Both Buddhism and Hinduism share the concept of rebirth, but the Buddhist concept differs in details from the Hindu definition. According to Hindu tradition, rebirth is understood to involve a “permanent” soul, a conscious entity which goes from one body to another. According to this theory, the soul lives in one body and at death, the soul leaves that body off and goes on to assume another body. Whereas in Buddhism, rebirth is not viewed as the transmigration of a conscious entity, but as the repeated occurrence of the process of existence. There is a continuity between one life and another. But there is no soul, no permanent entity which transmigrates from one life to another.
Karma refers to the natural law in Buddhism that deals with cause and effect in a person’s life. The idea is that what you put out in this world comes back to you, what you plant you harvest. Buddhists believe you go through a cycle of birth, life, death, and rebirth. All of life is a process that is guided by the natural law of karma. Going a step further, what you do and what you say and how you do things in this lifetime is based on your experiences in previous lives, as well as your experiences earlier in this life. Buddhist teachings tell us that those who do good become good. Likewise, those who do bad will become bad. A new individual in the next life will not be the same as previous lives. The circumstances of Karma affect the condition of the rebirth. Karma is a reflection of the essence of being human. For Buddhists, what you become in the next life depends on what you did in this life. just as what you are in this life is a distillation of what you were in previous lives. That said, karma is a thread woven through all of our lives.
Nirvana is an eternal state of being. It is where the laws of karma and samsara cease to be. Each lifetime presents opportunities to do good, to learn the lessons, and to bring ourselves closer to the goal of nirvana.

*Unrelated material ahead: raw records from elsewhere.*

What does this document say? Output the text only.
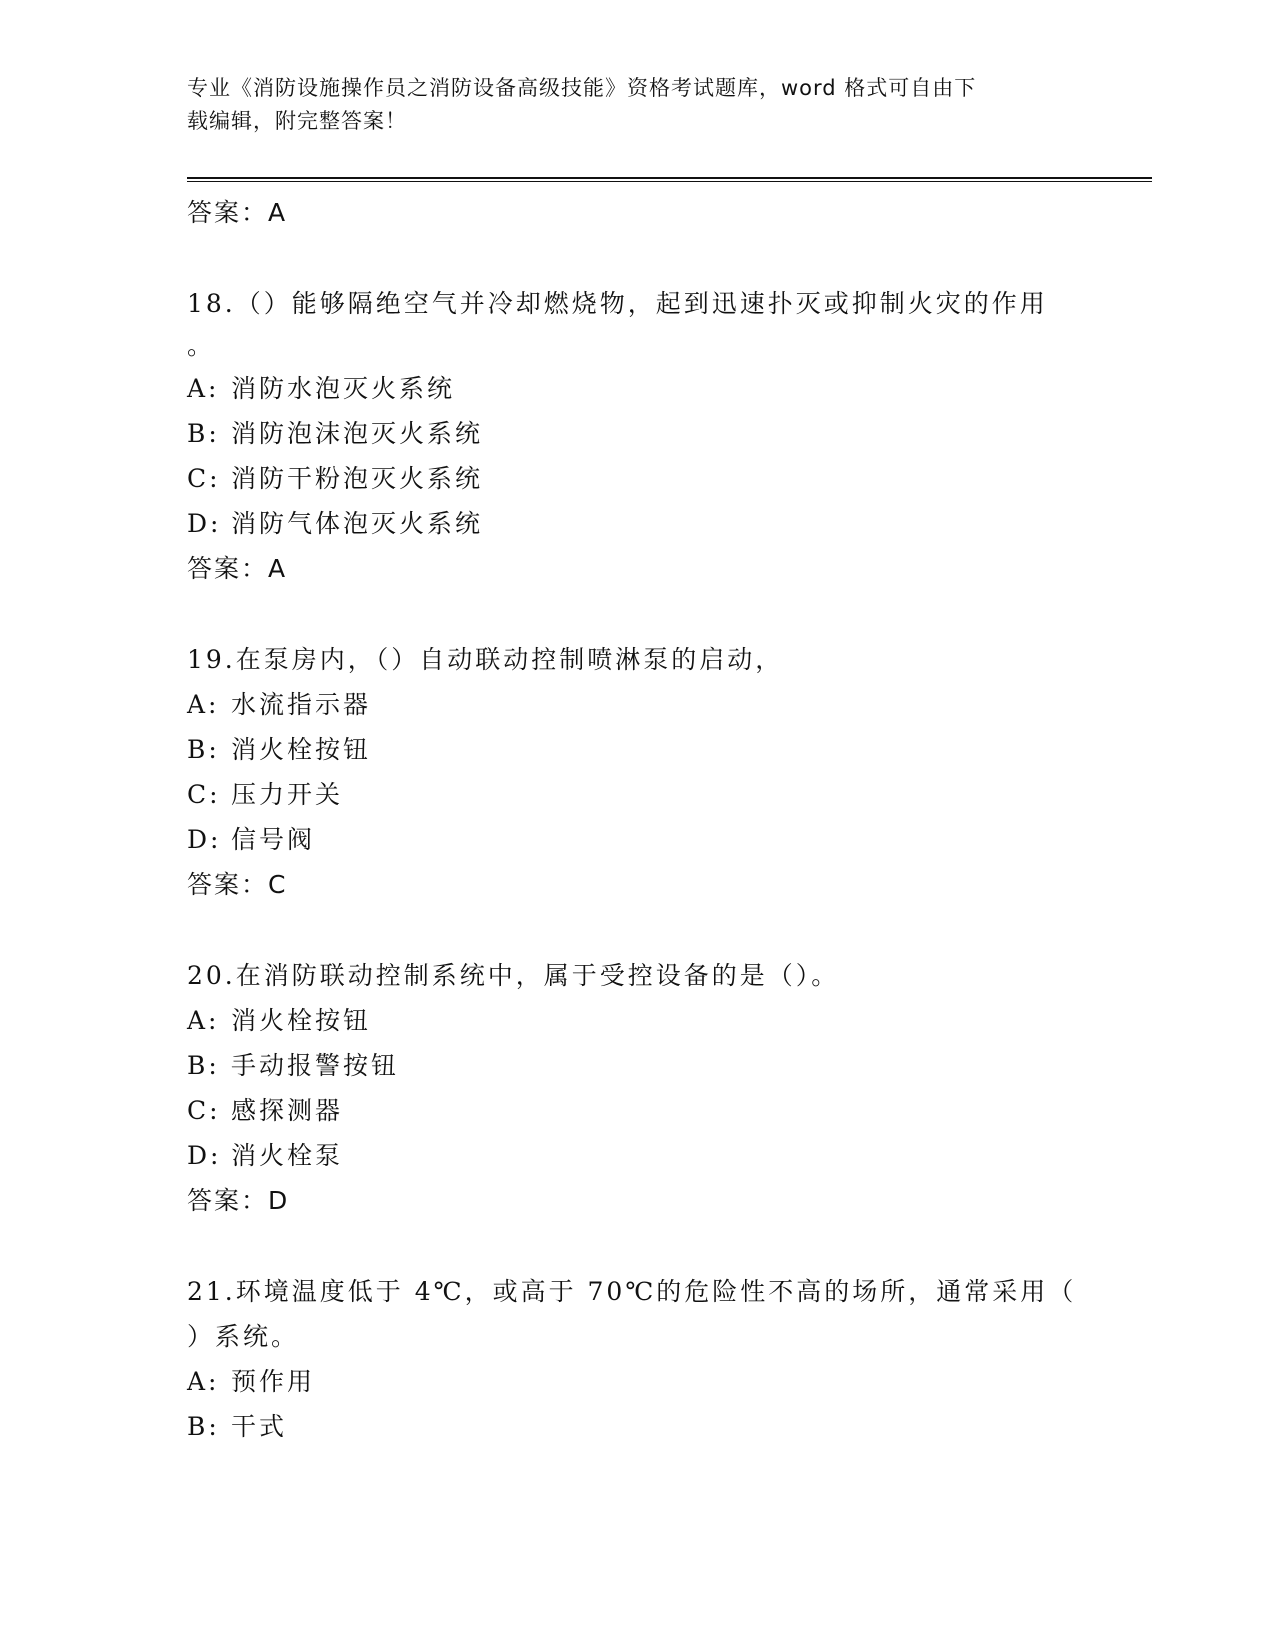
专业《消防设施操作员之消防设备高级技能》资格考试题库，word 格式可自由下
载编辑，附完整答案！
答案：A
18.（）能够隔绝空气并冷却燃烧物，起到迅速扑灭或抑制火灾的作用
。
A: 消防水泡灭火系统
B: 消防泡沫泡灭火系统
C: 消防干粉泡灭火系统
D: 消防气体泡灭火系统
答案：A
19.在泵房内，（）自动联动控制喷淋泵的启动，
A: 水流指示器
B: 消火栓按钮
C: 压力开关
D: 信号阀
答案：C
20.在消防联动控制系统中，属于受控设备的是（）。
A: 消火栓按钮
B: 手动报警按钮
C: 感探测器
D: 消火栓泵
答案：D
21.环境温度低于 4℃，或高于 70℃的危险性不高的场所，通常采用（
）系统。
A: 预作用
B: 干式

Nirvana differs from the Christian concept of heaven. Nirvana is not a place, but rather a state of being. You can be in Nirvana while living the present life. It is the end of suffering and desire. It is the end of individual consciousness. Speaking to his disciples, the Buddha described Nirvana as:
“… a condition, where there is neither earth nor water, neither air nor light, neither limitless space nor limitless time, neither any kind of being, neither ideation nor non-ideation, neither this world nor that world. There is neither arising nor passing away nor dying, neither cause nor effect, neither change nor stand still.”
Often people look at the Buddhist concept of nirvana as annihilation, but rather it is an assimilation of the energy into the pool of energy that is Nirvana. Buddhists believe that no one can cleanse you, nor can anyone defile you. No one can rid you of your sins but you. Clearly, the responsibility of karma, samsara, and nirvana is our own to manage. If you follow that reasoning, the Buddhist idea of salvation is also our own responsibility.
Buddha spoke of the middle way. Buddhism is a description of a path to harmony. It is up to us to bring that harmony to ourselves and the world around us.